Release of Incarcerated UBS Whistleblower Birkenfeld Shifts IRS Whistleblower Debate to New Round of Issues

In presenting programs on how to protect whistleblowers from criminal and civil liability, we have watched in amazement as UBS whistleblower Bradley Birkenfeld got himself incarcerated for a felony conviction–despite apparently being one of the most valuable IRS whistleblowers ever.

Today’s announcement of Birkenfeld’s release after serving almost 30 months of a 40 month prison sentence–reportedly based on “good time” credits accrued, not some change of heart by the Justice Department lawyers who prosecuted him–comes amidst blistering criticism by Sen. Chuck Grassley of impediments that some IRS officials have created to the functioning of the IRS Whistleblower program. Grassley was so frustrated that he refused to allow nominations of two persons for Assistant Secretary of the Treasury positions to proceed until July 30, after his arm-twisting for information about the tax whistleblower program had made some headway.

Now that Birkenfeld has been released, attention will shift to his claim to receive what he contends is his lawful percentage of the huge sums that the IRS is reaping based on his disclosures about UBS and US taxpayers. Based on my discussions with IRS criminal agents, they will howl if Birkenfeld receives any reward of significance.

Some believe that Birkenfeld’s “holding back” cost the IRS dearly in its investigation of a former Birkenfeld/UBS client. They will argue, “Why reward a convicted felon?”

On the opposite extreme, some persons who advocate for whistleblowers have loudly condemned the entire prosecution of Birkenfeld. Those arguments have struck me as short-sighted. They ignore the principle that there is a rule of law that must apply to all of us, including whistleblowers.

Based on our review of available Birkenfeld court filings and transcripts, he apparently violated the cardinal rule that a whistleblower cannot “hold back” information about his own alleged misdeeds in his “cooperation” with the government. This is not a novel theory, but a long-settled principle.

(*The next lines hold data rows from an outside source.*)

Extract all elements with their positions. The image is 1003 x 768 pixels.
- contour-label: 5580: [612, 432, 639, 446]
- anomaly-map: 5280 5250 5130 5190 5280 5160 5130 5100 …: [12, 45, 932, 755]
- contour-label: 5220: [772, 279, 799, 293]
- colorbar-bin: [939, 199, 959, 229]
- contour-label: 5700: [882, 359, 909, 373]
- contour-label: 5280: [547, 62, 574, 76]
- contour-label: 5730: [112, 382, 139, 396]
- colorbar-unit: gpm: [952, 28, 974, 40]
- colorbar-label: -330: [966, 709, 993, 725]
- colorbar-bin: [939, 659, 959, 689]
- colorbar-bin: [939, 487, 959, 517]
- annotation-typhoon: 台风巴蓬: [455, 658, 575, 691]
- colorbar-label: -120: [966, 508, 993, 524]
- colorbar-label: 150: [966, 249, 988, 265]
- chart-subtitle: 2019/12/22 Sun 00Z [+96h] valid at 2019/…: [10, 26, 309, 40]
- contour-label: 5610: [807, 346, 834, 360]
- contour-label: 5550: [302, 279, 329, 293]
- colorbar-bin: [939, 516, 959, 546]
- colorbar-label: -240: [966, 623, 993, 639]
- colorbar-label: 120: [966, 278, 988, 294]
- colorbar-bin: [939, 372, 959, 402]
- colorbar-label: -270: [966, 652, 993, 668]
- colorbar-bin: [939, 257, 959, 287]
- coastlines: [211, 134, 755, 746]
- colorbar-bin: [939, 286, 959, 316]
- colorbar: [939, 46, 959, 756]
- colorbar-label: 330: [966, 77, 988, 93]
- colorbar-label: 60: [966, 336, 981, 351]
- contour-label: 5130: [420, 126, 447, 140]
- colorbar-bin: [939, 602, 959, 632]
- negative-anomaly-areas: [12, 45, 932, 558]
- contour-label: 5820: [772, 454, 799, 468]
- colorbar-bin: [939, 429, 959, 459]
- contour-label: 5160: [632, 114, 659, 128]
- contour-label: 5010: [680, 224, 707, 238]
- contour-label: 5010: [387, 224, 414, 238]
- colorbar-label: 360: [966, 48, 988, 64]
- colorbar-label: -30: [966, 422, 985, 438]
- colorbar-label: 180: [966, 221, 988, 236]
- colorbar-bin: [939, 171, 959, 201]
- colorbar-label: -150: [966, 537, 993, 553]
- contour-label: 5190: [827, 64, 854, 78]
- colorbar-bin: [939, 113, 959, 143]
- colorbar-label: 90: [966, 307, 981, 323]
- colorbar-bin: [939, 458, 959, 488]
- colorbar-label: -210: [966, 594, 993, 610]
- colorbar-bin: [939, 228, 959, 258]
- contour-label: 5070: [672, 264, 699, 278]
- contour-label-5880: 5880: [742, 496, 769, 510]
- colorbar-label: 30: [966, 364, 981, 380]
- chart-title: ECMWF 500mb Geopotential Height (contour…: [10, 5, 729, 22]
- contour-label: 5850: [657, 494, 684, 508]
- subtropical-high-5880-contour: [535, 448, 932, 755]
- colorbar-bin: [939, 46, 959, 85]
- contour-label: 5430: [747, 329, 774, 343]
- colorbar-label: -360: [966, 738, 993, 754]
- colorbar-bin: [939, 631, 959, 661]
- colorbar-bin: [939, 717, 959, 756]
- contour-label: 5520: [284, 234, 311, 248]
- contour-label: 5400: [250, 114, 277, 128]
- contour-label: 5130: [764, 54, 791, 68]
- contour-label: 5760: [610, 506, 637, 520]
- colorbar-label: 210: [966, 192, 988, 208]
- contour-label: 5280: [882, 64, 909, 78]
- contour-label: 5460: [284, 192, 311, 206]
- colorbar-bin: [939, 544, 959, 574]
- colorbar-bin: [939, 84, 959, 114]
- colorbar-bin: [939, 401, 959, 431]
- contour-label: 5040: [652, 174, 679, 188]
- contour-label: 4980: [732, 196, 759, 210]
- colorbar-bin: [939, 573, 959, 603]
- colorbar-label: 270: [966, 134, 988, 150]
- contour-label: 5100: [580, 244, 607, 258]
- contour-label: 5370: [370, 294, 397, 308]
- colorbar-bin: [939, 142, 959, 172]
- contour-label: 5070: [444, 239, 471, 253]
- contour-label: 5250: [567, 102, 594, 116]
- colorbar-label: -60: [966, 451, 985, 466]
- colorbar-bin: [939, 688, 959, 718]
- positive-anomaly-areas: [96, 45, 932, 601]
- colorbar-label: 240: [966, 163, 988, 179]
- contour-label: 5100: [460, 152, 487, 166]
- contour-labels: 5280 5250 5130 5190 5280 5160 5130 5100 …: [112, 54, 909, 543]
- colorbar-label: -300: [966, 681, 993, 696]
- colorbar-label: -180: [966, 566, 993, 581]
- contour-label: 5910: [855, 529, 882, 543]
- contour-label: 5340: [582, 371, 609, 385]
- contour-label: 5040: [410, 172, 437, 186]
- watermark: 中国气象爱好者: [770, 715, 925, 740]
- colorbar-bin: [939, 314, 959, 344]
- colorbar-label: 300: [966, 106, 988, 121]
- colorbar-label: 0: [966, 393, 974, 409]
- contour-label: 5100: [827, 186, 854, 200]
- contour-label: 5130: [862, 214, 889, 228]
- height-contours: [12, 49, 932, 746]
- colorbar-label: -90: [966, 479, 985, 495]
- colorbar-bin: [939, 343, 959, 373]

To obtain a “pass” for one’s own felonious conduct, one must tell it all. (Read Birkenfeld’s sentencing transcript to see how he failed to dispute then the essential facts relied on by the government). Rather than frighten potential whistleblowers, whistleblower attorneys should encourage them to learn the facts by pointing out Birkenfeld’s apparent errors–and show how easily those errors can usually be avoided.

Except for those who have a financial interest in representing Birkenfeld, I do not see how whistleblower advocates would fail to appreciate how failing to prosecute Birkenfeld under these circumstances would have been even more damaging to the cause of whistleblowers generally.

Given that he apparently flouted this cardinal rule and thus allegedly misled prosecutors, his serious misconduct cannot be ignored. Opponents of compensating whistleblowers for revealing fraud would use an unchastened and unprosecuted Birkenfeld as “red meat” to try to undermine–if not repeal–the IRS whistleblower law.

In the next phase, the rule of law should also apply to the determination of what, if any, reward Birkenfeld should receive, for bringing enormously valuable information to the IRS. Not someone’s opinion, but the language Congress used in section 7623(b) of the Internal Revenue Code, should determine what reward (if any) Birkenfeld will get.

It is an utterly defensible position–and I submit the only honest position–to compensate Birkenfeld under the statute if he meets the statutory criteria. If he does not meet those criteria defined by Congress–not by the IRS–then he should receive no reward.

Otherwise, we enter a dangerous “slippery slope” if we allow anyone to distort the criteria Congress actually used in the statute. Just as the rule of law must be applied in the decision to prosecute Birkenfeld for his now-admitted misdeeds, it must be applied in determining whether he receives a percentage of the massive sums that he apparently caused the IRS to collect, based presumably on transactions for which Birkenfeld was not convicted or even charged.

Birkenfeld’s case might even cause Congress to tweak the statute, but he–like anyone else–deserves to have the rule of law applied fairly.

Nonetheless, I do not envy IRS Whistleblower Office Director Steve Whitlock’s task in determining whether Birkenfeld is entitled to an award, and if so, how much. Having seen Mr.Whitlock in action over the past six years, I believe he is both principled and strong enough to call it as he sees it.